What is the Treatment for Hepatitis D?

To our misfortune, no sure-shot treatment for hepatitis D has been discovered in the field of medicine till now. In cases of acute hepatitis D infection, supportive care is regarded to be the most effective. If the person has chronic infection, the doctors start with antiviral medications like interferon- alpha which has shown to diminish the progression of disease to some extent. The course of treatment extends to a period of about one year or so. Interferon can be used in children also as they are quite safe.

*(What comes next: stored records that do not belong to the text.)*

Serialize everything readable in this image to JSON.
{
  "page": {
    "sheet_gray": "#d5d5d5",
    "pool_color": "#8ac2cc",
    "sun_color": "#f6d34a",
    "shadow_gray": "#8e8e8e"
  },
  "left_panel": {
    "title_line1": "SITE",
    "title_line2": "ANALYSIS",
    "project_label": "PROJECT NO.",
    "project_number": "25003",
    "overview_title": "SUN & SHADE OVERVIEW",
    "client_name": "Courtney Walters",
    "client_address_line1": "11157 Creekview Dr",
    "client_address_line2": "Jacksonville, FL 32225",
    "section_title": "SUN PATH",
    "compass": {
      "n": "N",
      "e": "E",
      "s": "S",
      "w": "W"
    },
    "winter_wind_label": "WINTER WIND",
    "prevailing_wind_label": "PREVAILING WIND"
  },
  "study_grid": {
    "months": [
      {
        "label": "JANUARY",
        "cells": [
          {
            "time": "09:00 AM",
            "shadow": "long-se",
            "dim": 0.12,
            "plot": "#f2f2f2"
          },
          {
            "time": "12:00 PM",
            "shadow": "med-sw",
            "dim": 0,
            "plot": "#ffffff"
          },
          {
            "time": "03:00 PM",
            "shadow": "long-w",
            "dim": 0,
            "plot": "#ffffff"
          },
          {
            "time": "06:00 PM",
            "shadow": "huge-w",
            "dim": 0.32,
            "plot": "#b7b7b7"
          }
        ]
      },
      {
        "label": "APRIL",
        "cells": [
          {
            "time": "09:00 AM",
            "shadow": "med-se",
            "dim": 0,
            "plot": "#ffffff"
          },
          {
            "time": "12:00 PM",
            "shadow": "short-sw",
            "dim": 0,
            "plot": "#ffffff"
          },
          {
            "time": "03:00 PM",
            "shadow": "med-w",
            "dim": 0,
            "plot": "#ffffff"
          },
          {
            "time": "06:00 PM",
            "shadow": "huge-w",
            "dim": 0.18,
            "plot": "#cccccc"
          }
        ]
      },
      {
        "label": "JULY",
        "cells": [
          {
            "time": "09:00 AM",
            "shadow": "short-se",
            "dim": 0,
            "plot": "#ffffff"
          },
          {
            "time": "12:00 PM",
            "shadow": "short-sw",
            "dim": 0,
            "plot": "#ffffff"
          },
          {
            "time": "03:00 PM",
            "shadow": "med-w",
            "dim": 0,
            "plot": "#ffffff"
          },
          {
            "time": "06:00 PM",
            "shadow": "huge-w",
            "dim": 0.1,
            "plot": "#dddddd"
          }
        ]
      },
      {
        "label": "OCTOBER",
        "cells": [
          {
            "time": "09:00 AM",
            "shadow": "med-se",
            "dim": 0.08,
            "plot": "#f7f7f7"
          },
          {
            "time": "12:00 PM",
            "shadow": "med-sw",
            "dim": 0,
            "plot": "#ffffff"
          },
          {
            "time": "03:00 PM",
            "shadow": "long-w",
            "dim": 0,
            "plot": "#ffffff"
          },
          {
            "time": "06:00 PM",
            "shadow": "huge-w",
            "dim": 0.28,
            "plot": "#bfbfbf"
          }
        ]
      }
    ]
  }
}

If the individual has undergone fulminant liver failure, liver transplantation is the only option left to cure him from his problems. After about 2 to 3 weeks, a person with an acute HDV infection recovers completely. The level of the liver enzyme takes around 16 weeks to bounce back to the normal level.


Horvath G, Hunyady B, Gervain J, Lengyel G, Makara M, Pár A, Szalay F, Telegdy L, Tornai I. Diagnosis and treatment of chronic hepatitis B and D. Hungarian national consensus guideline [Article in Hungarian]. Orv Hetil. 2014 Mar;155 Suppl:25-36.

Lau JY1, Portmann BC, Alexander GJ, Williams R. Differential effect of chronic hepatitis D virus infection on intrahepatic expression of hepatitis B viral antigen. J Clin Pathol. 1992 Apr;45(4):314-8.